The Chinese economy has been all over the press recently, with the slowdown panicking some economists, who fear that the sharp fall in China’s stock prices last year could affect the global economy in 2016.
However, official figures suggest that economic growth may have stabilized at about 6.5 per cent during the end of 2015 – still nowhere near the double-digit norm prior to the crisis, but not the catastrophe predicted by some.
Let’s look at the figures. According to Forbes, the Chinese stocks rally started after the New Year holiday last year from a level of 3,229 in late February for the Shanghai Composite. After a concerning climb to almost 5,200 in June, the index was back to roughly where it started (3,209 on August 24) after six months. The Financial Times concurs. Last week, China revealed that December’s economic figures were better than expected, with fourth-quarter GDP growth marginally behind forecasts, at 6.8 per cent. The UNWTO does not expect the supposed slowdown in the Chinese economy to put a brake on the number of people looking to travel outside China.
“You need to put the slowdown in perspective, it’s a slowdown from 7 percent to 5 or 6 percent,” says John Kestor, the director of the tourist market trends program at UNWTO, adding it was a growth that many nations would be “very jealous” about.

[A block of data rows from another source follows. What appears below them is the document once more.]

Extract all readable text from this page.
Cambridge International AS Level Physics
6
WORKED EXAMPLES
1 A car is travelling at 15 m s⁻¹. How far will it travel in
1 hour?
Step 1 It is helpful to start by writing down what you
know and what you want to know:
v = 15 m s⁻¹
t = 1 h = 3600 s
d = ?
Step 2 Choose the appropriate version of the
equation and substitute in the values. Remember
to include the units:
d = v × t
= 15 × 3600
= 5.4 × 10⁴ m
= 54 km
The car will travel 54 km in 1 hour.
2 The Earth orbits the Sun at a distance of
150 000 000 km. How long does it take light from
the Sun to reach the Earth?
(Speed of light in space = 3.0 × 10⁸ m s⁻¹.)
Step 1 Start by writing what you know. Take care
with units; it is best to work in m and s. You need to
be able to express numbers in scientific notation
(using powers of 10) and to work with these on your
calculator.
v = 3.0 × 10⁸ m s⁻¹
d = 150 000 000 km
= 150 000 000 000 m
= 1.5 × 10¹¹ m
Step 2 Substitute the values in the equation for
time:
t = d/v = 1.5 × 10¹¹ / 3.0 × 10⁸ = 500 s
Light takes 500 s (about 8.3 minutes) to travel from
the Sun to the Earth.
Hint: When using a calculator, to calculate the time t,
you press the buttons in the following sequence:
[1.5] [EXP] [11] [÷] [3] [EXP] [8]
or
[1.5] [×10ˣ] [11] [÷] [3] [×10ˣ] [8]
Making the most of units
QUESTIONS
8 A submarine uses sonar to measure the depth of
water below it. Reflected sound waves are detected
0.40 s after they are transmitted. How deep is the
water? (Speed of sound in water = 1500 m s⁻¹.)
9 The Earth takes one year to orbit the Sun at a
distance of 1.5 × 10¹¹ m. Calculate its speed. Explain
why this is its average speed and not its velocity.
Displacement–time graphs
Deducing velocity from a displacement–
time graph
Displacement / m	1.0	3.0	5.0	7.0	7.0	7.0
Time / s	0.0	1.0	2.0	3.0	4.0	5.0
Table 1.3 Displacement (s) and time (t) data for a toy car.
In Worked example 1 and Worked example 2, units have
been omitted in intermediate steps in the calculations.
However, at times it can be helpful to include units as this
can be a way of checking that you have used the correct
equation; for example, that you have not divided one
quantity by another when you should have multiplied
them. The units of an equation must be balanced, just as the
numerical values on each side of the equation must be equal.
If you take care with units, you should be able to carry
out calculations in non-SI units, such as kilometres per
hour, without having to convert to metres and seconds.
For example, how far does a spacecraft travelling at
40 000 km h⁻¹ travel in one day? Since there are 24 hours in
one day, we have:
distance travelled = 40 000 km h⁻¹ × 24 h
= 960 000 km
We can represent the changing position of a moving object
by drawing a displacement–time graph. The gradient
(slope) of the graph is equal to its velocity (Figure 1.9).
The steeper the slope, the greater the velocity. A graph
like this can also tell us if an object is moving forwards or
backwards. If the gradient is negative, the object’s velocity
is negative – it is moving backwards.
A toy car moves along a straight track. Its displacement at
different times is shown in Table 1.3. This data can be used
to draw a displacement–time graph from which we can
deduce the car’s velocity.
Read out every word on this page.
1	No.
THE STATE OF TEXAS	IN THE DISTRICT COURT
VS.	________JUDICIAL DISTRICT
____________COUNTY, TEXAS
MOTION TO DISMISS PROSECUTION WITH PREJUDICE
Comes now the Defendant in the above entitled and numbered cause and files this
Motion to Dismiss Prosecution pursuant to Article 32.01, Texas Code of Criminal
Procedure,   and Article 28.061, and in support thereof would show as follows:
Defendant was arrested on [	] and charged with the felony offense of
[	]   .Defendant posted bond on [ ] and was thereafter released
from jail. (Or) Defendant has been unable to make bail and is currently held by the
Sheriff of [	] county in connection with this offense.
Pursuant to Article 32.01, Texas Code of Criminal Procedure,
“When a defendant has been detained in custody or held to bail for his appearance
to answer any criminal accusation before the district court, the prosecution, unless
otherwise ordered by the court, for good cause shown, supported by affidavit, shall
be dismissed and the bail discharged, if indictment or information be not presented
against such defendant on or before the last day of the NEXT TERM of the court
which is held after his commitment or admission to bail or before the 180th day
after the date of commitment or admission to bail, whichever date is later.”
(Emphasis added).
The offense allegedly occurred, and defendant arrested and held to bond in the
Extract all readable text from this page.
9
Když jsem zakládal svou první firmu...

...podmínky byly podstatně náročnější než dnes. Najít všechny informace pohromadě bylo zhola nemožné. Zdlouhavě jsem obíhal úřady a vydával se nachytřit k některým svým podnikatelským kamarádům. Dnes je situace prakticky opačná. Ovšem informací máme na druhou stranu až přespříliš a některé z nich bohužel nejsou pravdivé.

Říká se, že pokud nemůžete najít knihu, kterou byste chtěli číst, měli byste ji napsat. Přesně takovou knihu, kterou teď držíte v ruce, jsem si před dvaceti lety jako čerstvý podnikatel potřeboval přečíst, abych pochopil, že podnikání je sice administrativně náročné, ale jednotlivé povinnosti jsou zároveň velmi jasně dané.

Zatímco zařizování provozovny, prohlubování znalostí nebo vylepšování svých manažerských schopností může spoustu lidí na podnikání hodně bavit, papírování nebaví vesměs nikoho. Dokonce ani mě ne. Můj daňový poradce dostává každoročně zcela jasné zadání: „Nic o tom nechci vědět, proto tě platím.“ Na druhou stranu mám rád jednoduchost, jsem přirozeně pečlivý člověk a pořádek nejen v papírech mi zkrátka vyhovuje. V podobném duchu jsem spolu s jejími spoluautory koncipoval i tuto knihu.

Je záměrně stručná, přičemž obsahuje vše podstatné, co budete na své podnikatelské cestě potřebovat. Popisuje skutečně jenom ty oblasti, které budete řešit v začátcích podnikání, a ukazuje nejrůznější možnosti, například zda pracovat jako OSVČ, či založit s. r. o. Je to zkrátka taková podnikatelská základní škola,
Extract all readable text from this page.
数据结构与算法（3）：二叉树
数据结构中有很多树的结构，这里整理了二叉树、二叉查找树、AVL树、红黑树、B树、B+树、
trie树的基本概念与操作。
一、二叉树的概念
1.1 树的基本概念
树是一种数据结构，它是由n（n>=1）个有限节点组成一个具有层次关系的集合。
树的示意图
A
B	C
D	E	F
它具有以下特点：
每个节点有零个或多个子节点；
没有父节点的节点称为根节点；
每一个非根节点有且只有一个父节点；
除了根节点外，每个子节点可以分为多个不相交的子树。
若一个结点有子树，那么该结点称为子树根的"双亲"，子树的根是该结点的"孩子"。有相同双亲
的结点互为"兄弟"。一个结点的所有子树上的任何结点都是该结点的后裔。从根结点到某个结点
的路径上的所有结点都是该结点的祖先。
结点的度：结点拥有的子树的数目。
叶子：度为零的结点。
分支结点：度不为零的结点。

Optimists also point to China’s affluent and expanding middle class, 136 million of whom are expected to fly internationally in 2016, and to the lucrative Chinese High Net Worth Individuals (who have investable finance of at least £650,000) who in 2015 named international travel as their most desired pursuit.
More importantly for the shift in economic structure, December retail sales growth was above the full-year trend!
All in all, the outlook is still good for Chinese outbound travel.